While still a fairly novel concept in other nations, in Japan, the concept of virtual celebrities has entered the mainstream. Pop star Hatsune Miku has developed a devoted following and performs for crowds as a hologram, belting out her hits.

The virtual Ms. Miku has also found fans in the fashion world, as she “met” with Givenchy’s then creative director Riccardo Tisci in 2016 for a couture dress fitting that was featured in Vogue.

Beyond social media, imagined personalities have also had starring roles in luxury advertising campaigns. Louis Vuitton cast a video game character in its spring/summer 2016 ads.
Embedded Video:
Louis Vuitton Presents Series 4: Lightning: A Virtual Heroine by Square Enix

The brand teamed up with Final Fantasy creator and developer Square Enix to bring the role playing game’s heroine Lightning to life in the advertisements. While unexpected, this creative choice may have helped Louis Vuitton’s effort be noticed by both fashionistas and those in the gaming community (see story).

Similarly, Jaguar, a lead investor in automotive R&D and manufacturing, has teamed with Noodle, the fictional Japanese guitarist and founding member of the Gorillaz, a virtual band from Britain.

In her role as a global Jaguar ambassador, Noodle helps the automaker drive awareness for opportunities within the automotive manufacturing sector, especially as electric vehicles become more popular among drivers (see story).

Noodle for Jaguar Formula E racing. Image credit: Jaguar Land Rover

“It’s projected that total spending on AR/VR products and services is expected to soar from $11 billion in 2017 to over $200 billion 2021,” said Daymon Bruck, CCO and partner at The O Group, Seattle. “That kind of massive growth makes it very possible that virtual reality will increasingly play a central role for brand marketing, especially for those that get in front of the medium quickly and start connecting with digital native audiences and partners.

“Virtual realities – and the characters that ‘live’ in them – present wide open opportunities for extending and showcasing brand experiences, acting as a fresh path to the real world of luxury services and products,” he said. “Why limit your brand reach to just one universe when virtual worlds offer endless possibilities?

“As long as a potential virtual influencer or virtual ambassador has strong conceptual or ideological alignment to a brand, the rules are no different then for a human influencer: a good match can produce fantastic results and open up new audiences and fans.”

Luxury prides itself on authenticity and reality, but the boundaries are increasingly being blurred thanks to digital media.

Even though influencer marketing is often about presenting an aspirational lifestyle, consumers still look to these individuals for their perspective.

Many luxury brands have adopted influencer marketing strategies, but it is not always easy to connect partnerships with personalities into conversions. A report from Olapic proves the commercial potential of these content collaborations, showing that 31 percent of consumers have bought a product or service because an influencer posted about it.

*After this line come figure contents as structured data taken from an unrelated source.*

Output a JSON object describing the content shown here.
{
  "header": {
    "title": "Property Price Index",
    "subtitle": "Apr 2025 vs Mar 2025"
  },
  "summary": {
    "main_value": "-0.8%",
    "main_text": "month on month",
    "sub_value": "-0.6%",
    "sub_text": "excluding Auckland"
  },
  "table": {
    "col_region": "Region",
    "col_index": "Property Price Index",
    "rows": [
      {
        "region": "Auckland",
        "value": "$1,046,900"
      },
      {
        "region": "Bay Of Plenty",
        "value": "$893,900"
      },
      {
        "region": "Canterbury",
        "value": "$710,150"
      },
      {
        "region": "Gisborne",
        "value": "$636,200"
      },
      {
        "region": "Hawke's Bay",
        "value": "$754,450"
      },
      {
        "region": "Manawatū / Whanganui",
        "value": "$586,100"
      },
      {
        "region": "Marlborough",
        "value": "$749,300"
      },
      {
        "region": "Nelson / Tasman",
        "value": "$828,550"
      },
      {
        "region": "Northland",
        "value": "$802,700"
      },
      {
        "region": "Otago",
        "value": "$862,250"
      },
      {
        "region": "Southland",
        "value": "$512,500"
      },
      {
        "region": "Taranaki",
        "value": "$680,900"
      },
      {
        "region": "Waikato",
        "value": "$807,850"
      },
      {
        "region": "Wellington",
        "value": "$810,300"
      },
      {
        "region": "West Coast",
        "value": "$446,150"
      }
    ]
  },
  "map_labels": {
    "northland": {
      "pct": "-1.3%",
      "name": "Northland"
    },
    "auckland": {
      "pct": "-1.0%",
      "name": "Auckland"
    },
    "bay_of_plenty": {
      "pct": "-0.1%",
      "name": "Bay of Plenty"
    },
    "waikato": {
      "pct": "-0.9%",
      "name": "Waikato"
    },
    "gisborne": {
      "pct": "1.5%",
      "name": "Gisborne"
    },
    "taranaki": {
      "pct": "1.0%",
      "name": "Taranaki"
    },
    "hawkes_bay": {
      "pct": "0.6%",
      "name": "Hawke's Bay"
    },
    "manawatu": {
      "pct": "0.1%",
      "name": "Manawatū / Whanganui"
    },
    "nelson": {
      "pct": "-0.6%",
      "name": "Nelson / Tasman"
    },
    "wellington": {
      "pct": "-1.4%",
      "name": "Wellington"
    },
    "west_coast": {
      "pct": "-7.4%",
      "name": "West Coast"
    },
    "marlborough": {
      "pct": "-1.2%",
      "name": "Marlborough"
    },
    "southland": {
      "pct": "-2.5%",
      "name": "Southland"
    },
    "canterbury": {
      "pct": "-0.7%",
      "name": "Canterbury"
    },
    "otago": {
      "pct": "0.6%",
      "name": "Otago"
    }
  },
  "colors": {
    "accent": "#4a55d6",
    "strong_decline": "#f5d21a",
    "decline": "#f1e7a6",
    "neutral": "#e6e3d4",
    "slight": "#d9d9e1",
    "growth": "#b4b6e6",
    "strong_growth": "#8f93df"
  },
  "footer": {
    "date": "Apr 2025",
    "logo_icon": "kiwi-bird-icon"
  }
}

Forty-three percent of consumers place the most importance on authenticity when deciding whether to trust an influencer. An influencer’s expertise is key for building trust for 39 percent, while 39 percent said they want to see products in use to believe an endorsement (see story).

“If I was recommending to brands or even if I was consulting the influencer I would say that they need to focus more on acquiring and activating the audience of these brands that they’re working with,” Launchmetrics’ Ms. Levy said. “Because that’s the only thing from a data perspective that is quite astounding that it is something really buzzy, she’s had a lot of great partnerships, but the audience is still not the audience that you would imagine are the followers of Chanel. And I think for brands at the end that is most important.”